The Bechdel, Russo, and Race Test: Liar Game (Korean) “Minority Game 1” – Season 1, Episode 3

On Liar Game, “Minority Game I,” Da-Jung continued playing in Liar Game, and she was told by Woo-Jin that he would no longer be helping her and that she should think of him as her enemy in the competition. However, no sooner than he had said this, Woo-Jin then asked Da-Jung to form a team with him. Da-Jung, of course, gladly acquiesced to his request.

The Bechdel, Russo, and Race Test

“Minority Game I” passed the race test but did not pass the Bechdel or Russo test.

All of the characters in “Minority Game I” were Asian, and White people were never mentioned by any of the cast so the episode passed the race test. The episode did not, however, pass the Bechdel test, because even though there were several named women in the episode who spoke to each other, they never talked to each other without mentioning men. “Minority Game I” also failed to pass the Russo test, and the episode did not pass this test because there were no LGBTI characters in the episode.

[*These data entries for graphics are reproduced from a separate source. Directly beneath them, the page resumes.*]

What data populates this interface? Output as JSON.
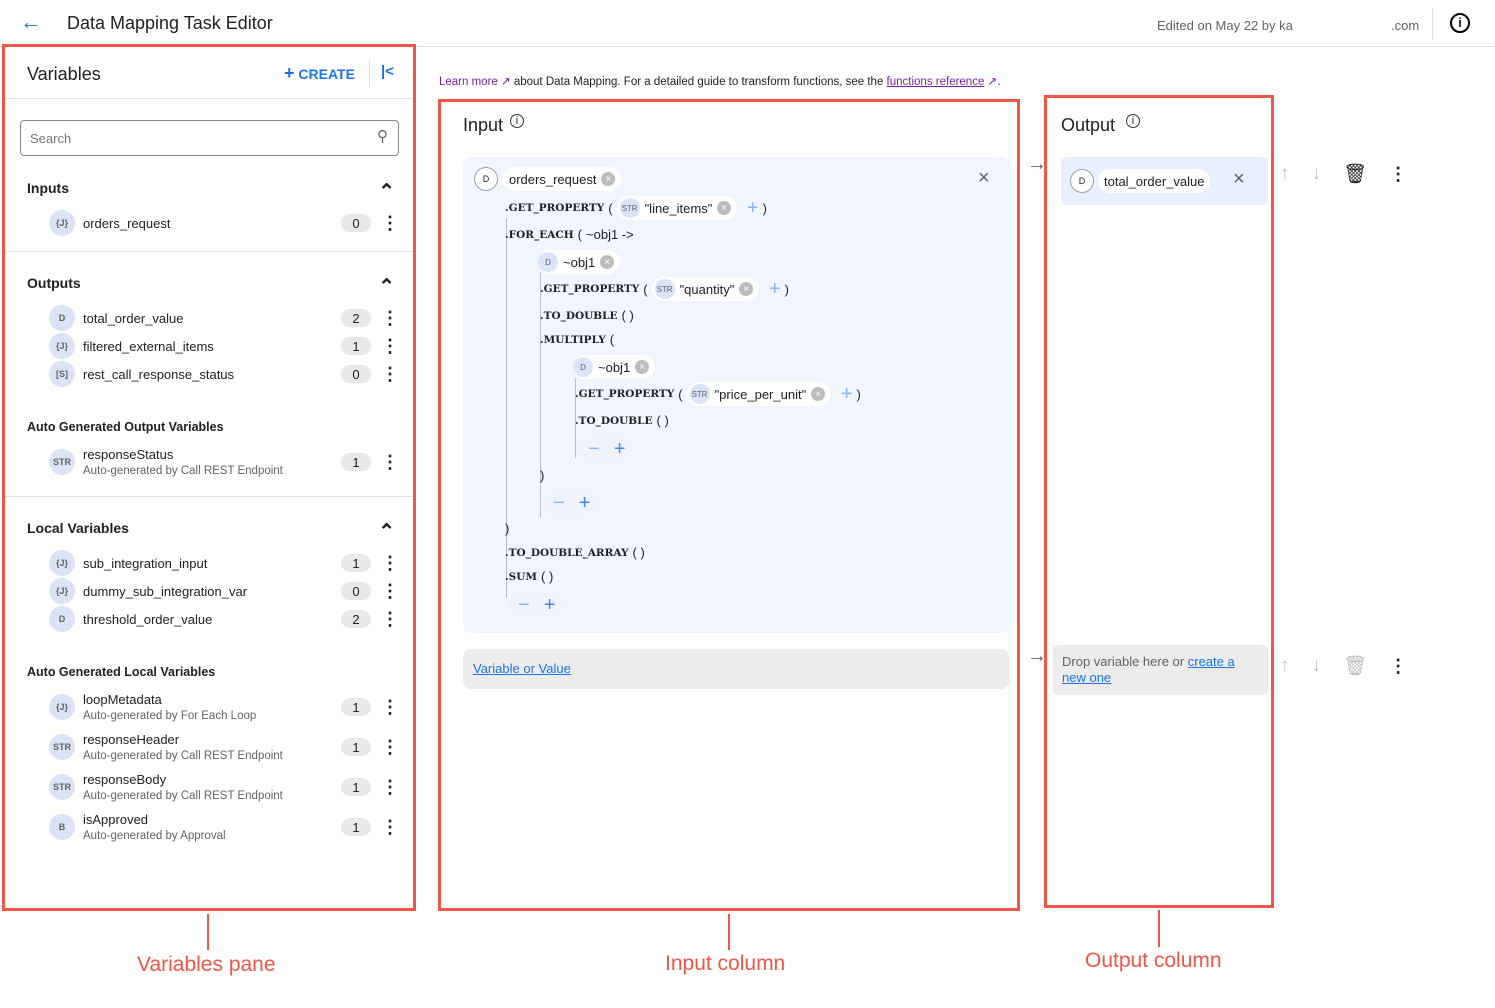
{
  "header": {
    "title": "Data Mapping Task Editor",
    "edited": "Edited on May 22 by ka",
    "edited_suffix": ".com"
  },
  "vars": {
    "title": "Variables",
    "create": "CREATE",
    "search_placeholder": "Search",
    "sections": [
      {
        "title": "Inputs",
        "items": [
          {
            "type": "{J}",
            "name": "orders_request",
            "count": "0"
          }
        ]
      },
      {
        "title": "Outputs",
        "items": [
          {
            "type": "D",
            "name": "total_order_value",
            "count": "2"
          },
          {
            "type": "{J}",
            "name": "filtered_external_items",
            "count": "1"
          },
          {
            "type": "[S]",
            "name": "rest_call_response_status",
            "count": "0"
          }
        ],
        "auto_title": "Auto Generated Output Variables",
        "auto": [
          {
            "type": "STR",
            "name": "responseStatus",
            "sub": "Auto-generated by Call REST Endpoint",
            "count": "1"
          }
        ]
      },
      {
        "title": "Local Variables",
        "items": [
          {
            "type": "{J}",
            "name": "sub_integration_input",
            "count": "1"
          },
          {
            "type": "{J}",
            "name": "dummy_sub_integration_var",
            "count": "0"
          },
          {
            "type": "D",
            "name": "threshold_order_value",
            "count": "2"
          }
        ],
        "auto_title": "Auto Generated Local Variables",
        "auto": [
          {
            "type": "{J}",
            "name": "loopMetadata",
            "sub": "Auto-generated by For Each Loop",
            "count": "1"
          },
          {
            "type": "STR",
            "name": "responseHeader",
            "sub": "Auto-generated by Call REST Endpoint",
            "count": "1"
          },
          {
            "type": "STR",
            "name": "responseBody",
            "sub": "Auto-generated by Call REST Endpoint",
            "count": "1"
          },
          {
            "type": "B",
            "name": "isApproved",
            "sub": "Auto-generated by Approval",
            "count": "1"
          }
        ]
      }
    ]
  },
  "info": {
    "learn_more": "Learn more",
    "mid": "about Data Mapping. For a detailed guide to transform functions, see the",
    "ref": "functions reference",
    "end": "."
  },
  "input": {
    "title": "Input",
    "root": "orders_request",
    "root_type": "D",
    "gp": ".GET_PROPERTY",
    "fe": ".FOR_EACH",
    "fe_arg": "~obj1 ->",
    "obj": "~obj1",
    "str": "STR",
    "line_items": "\"line_items\"",
    "quantity": "\"quantity\"",
    "ppu": "\"price_per_unit\"",
    "td": ".TO_DOUBLE",
    "mul": ".MULTIPLY",
    "tda": ".TO_DOUBLE_ARRAY",
    "sum": ".SUM",
    "open": "(",
    "close": ")",
    "empty_parens": "( )",
    "placeholder": "Variable or Value"
  },
  "output": {
    "title": "Output",
    "var": "total_order_value",
    "type": "D",
    "drop": "Drop variable here or",
    "create_link": "create a new one"
  },
  "annotations": {
    "vars": "Variables pane",
    "input": "Input column",
    "output": "Output column"
  },
  "colors": {
    "accent": "#1a73e8",
    "annotation": "#f05545"
  }
}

*The Bechdel test entails three requirements:
1. It has to have at least two (named) women in it
2. Who talk to each other
3. About something besides a man

**The Vito Russo test entails three requirements:
1. The show contains a character that is identifiably lesbian, gay, bisexual, intersex and/or transgender
2. The character must not be solely or predominately defined by her sexual orientation, gender identity and/or as being intersex
3.The character must be tied into the plot in such a way that her removal would have a significant effect

***The race or people of color (POC) test has three requirements:
1. It has two people of color in it
2. Who talk to each other
3. About something other than a White person

****Just because a show passes the Bechdel, Russo and race test does not mean that it is not sexist, heterosexist, racist and/or cissexist, etc. The Bechdel, Russo and race test is only a bare minimum qualifier for the representation of LGBTI individuals, women and people of color in television. The failure to pass these tests also does not identify whether the central character was a woman, a person of color or a LGBTQI individual and it does not dictate the quality of the show.